Fugas - Vinhos

Recordações do palato de um vivo

Por Manuel Carvalho

João Paulo Martins foi aos baús da memória e apresenta-nos um livro com uma selecção de crónicas que atravessam o quarto de século que mudou o vinho português. E fez um livro delicioso, bom para degustar.

João Paulo Martins anda há mais de um quarto de século ora a estimular, ora a moer o juízo da sua vasta legião de leitores com a apologia do vinho. A sua carreira é paralela à extraordinária evolução dos vinhos portugueses depois de 1990 e é impossível não estabelecer um nexo de causalidade entre os textos produzidos pela geração de jornalistas de vinho à qual João Paulo Martins pertence e a mudança de atitudes de enólogos e empresas em direcção à qualidade. A selecção de artigos que publicou em vários jornais depois de 1989, entre os quais o PÚBLICO, é por isso um bom testemunho dessa conjugação.

No seu livro “Histórias com Vinho e Outros Condimentos”, lançado pela Oficina do Livro, podemos perceber melhor a sua sabedoria e paixão pelo vinho e, ao mesmo tempo, descobrir muitas pistas para entendermos a razão pela qual os vinhos portugueses estão hoje no lugar onde estão.

Dono de pena afiada na qual muitas vezes se combina um humor fino com a propensão para a polémica e a crítica contundente, João Paulo Martins não é, nem de longe nem de perto, um autor consensual. E essa é uma das suas primeiras virtudes. Muitos enólogos e produtores queixam-se da sua presumível arrogância. Outros acusam-no de ser pouco ecléctico nas escolhas. Mas nenhum lhe nega profissionalismo, um nariz de prova especialmente talentoso e uma especial dedicação ao vinho. E poucos resistem a considerar que os seus textos na imprensa, com destaque para a Revista de Vinhos, ou os seus guias anuais que se tornaram best sellers, foram determinantes para criar um público de consumidores ávidos e exigentes, uma das molas que obrigaram adegas e enólogos a mudar para melhor.

Neste seu livro entram crónicas de diferentes proveniências. Há textos da Revista de Vinhos ou do Expresso que, seguramente, muitos dos seus leitores regulares ainda hão-de conservar na memória. Mas há também artigos de publicações de circulação restrita, como a revista Metrópoles, que poucos devem conhecer. A natureza dos textos diverge e o foco ainda mais. A procura de uma certa intemporalidade que um livro como este exige eliminaram da escolha temas datados ou polémicas circunscritas a um tempo que já não existe – o que, em alguns casos, se lamenta mas, necessariamente, se entende. Nas páginas do livro há notas sobre o fluir de um tempo de rápida mudança, com textos sobre a temperatura dos vinhos ou sobre a recente revolução dos vinhos brancos e uma ou outra experiência pessoal – como a melhor refeição da vida do autor. Mas é a cultura do vinho no quotidiano, a sua história ou o seu cruzamento com a gastronomia que domina o livro.
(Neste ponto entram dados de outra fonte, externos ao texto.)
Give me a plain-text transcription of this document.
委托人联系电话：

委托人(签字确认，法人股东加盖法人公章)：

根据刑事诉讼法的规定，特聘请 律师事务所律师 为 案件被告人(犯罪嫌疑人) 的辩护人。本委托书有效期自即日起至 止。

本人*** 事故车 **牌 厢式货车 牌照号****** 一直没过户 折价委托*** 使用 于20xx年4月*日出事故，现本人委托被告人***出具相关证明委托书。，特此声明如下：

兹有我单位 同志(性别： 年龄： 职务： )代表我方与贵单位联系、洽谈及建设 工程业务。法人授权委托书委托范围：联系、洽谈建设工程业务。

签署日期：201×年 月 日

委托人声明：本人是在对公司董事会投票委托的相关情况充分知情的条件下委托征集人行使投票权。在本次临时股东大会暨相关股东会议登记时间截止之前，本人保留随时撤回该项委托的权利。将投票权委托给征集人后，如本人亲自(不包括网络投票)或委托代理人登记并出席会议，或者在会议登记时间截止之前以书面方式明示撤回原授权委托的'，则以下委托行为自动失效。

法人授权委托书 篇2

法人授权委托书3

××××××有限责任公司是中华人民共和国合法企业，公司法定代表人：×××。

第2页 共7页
Directa, eficaz e comprometida, a prosa de João Paulo Martins é fluida e atraente, muitas vezes temperada com um humor cínico no qual o autor é mestre. O livro lê-se como se devem ler os bons livros: com prazer e sem hesitações. Os temas dão-nos instrumentos de compreensão e chaves para se decifrar o denso, complexo e entusiasmante mundo do vinho, onde a História se cruza com os afectos, a alimentação com a cultura, a ciência com a tradição. Um livro para degustar, portanto. De preferência na companhia de um bom Porto, um tinto de garbo ou um branco com classe.